ON THE RECORD

Sandra Chanis '68 has long been known to her Western friends as an accomplished sculptress. She has had more than 18 one-person exhibitions, been in dozens of group shows throughout the U.S. and her native Panama, won several major awards for both her paintings and sculpture, is represented in the permanent collections of major museums, and has had her writings published. No "ivory tower" artist, Sandy is active in her Oceanside, California, community -- serving as a juror and curator for many exhibits,  contributing to regional art organizations, lecturing and participating in panel discussions. Formerly a fully tenured professor of art at the University of Panama -- where she taught not only ceramics, but everything from figure drawing to art history -- she continues her teaching part-time as an "artist-teacher" for the University of Vermont's M.F.A. program (in California). 



Last year Sandy's work was included in an exhibition at the prestigious Fallbrook Art Center -- the "jewel in the crown" of this community in northern San Diego county, nationally known as an "art and cultural haven And Western alums may remember her work from the 1996 Alumnae Weekend exhibition, "Art from the World of Western." Two striking pieces were shown: Father and Child in white Carrara marble and Kneeling Woman in pink alabaster. She described her desire to "get the spirit out of the rock."

 


Sheila Curran '78
is a writer whose first novel, Diana Lively Is Falling Down, came out in July to rave notices and is already in a second printing. Reviewers universally praise the originality and sharp depiction of her characters, as well as the elegance of her language.
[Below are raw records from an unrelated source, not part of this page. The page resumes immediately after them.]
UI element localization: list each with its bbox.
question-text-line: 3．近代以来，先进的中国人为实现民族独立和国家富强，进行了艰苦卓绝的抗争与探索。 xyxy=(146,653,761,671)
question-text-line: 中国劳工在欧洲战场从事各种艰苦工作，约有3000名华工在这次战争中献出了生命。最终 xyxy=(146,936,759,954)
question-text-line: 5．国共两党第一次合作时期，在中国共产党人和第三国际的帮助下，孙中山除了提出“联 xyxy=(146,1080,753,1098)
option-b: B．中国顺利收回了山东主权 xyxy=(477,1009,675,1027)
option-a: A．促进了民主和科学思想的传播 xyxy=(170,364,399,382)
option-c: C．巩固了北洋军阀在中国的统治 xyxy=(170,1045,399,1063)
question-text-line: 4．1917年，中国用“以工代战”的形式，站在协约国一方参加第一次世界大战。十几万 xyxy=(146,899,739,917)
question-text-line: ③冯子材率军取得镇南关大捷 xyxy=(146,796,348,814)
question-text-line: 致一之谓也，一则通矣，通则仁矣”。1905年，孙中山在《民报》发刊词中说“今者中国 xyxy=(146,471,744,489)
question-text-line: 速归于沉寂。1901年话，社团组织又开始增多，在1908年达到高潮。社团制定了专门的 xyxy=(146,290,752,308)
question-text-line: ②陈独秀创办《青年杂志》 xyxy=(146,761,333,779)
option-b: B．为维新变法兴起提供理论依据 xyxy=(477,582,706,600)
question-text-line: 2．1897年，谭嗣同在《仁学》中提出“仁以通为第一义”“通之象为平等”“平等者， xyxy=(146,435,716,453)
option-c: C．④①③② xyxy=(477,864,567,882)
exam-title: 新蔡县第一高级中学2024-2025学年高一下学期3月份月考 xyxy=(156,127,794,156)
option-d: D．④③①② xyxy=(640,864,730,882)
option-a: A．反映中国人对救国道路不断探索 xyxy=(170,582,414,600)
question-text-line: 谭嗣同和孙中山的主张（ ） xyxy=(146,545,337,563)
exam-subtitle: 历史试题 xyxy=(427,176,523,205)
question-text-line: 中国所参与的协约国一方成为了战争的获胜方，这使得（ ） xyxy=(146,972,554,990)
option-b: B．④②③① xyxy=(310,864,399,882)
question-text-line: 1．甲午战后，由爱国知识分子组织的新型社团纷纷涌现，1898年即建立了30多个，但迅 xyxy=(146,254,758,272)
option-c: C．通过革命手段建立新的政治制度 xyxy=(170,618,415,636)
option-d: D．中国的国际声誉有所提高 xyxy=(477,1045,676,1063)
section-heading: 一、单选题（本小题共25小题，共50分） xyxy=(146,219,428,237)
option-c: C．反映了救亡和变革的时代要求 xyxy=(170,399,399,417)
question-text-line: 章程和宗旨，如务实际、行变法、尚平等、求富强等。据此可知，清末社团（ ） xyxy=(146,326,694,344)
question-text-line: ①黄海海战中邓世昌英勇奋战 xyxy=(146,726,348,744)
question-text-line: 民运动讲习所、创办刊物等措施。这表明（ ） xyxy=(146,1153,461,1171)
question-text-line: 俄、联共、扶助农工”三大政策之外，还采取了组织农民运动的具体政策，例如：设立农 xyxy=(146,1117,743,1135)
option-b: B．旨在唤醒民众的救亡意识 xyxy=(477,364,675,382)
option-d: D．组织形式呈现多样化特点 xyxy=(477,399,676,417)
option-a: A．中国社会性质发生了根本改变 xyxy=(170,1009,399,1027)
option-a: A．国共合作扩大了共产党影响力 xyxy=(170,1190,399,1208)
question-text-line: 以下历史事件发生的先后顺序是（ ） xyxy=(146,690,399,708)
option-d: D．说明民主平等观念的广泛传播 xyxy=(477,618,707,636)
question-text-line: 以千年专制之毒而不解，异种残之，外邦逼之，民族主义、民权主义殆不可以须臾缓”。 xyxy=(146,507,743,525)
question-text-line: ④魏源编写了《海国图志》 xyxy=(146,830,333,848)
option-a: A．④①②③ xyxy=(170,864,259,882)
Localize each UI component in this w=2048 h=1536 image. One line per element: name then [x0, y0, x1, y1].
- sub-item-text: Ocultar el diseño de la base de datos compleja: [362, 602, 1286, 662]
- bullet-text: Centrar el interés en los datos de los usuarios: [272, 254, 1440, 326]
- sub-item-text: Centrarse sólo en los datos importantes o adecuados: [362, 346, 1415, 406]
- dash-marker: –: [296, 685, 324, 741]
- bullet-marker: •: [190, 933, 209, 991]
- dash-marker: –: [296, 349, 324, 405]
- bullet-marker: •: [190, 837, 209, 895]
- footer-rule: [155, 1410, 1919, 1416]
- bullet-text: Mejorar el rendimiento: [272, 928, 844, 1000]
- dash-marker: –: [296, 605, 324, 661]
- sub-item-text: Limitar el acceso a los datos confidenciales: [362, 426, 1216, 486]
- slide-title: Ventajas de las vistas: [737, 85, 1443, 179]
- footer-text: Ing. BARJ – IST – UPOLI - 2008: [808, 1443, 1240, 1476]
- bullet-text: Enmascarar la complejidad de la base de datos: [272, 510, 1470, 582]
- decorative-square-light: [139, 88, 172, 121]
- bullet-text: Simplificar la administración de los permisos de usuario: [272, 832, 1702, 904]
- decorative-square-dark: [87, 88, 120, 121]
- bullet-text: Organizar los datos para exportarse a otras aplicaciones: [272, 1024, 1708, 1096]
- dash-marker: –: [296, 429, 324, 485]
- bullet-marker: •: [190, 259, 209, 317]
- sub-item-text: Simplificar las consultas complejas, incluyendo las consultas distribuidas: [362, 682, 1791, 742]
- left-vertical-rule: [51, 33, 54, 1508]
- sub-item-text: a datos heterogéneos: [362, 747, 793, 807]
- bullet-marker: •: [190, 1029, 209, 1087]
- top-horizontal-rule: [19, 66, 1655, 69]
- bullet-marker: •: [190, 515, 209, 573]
All readers agree that it is laugh-out-loud funny. Sheila herself call it "a comedy of manners set in the American West. It is also, in some ways, a contemporary fairy tale that follows the conventions of medieval Romances." A self-described "Air Force Brat" growing up (her family moved eight times in 18 years) and "Trailing Spouse" when she married (her husband's an academic whose teaching jobs have taken them all over the U.S. and to England), Sheila didn't realize her "fantasy of staying put," but no doubt did collect experiences galore as fodder for her writing. And she believes the book "owes a lot to my education at Western."

Recalling her Western experience "both fondly and gratefully," Sheila says, "... the adventure of going off to college just happened to land me in a magical place where ideas were taken seriously and where a community of thinkers were both inspired and inspiring." She has special praise for WCP dean Mike Lunine, and professors Curt Ellison, Gene Metcalf and Terry Purlin -- the latter three still teaching at Western. And although her novel "has as much to do with having gained that broad-yet-thick view of the world, as having yearned ever after for the sort of community I enjoyed at Western," she is careful to mention that the less-than-admirable character of the "professor husband" in her book is "not at all based on the open, warm and self-deprecating professors at Western." www.sheilacurran.com.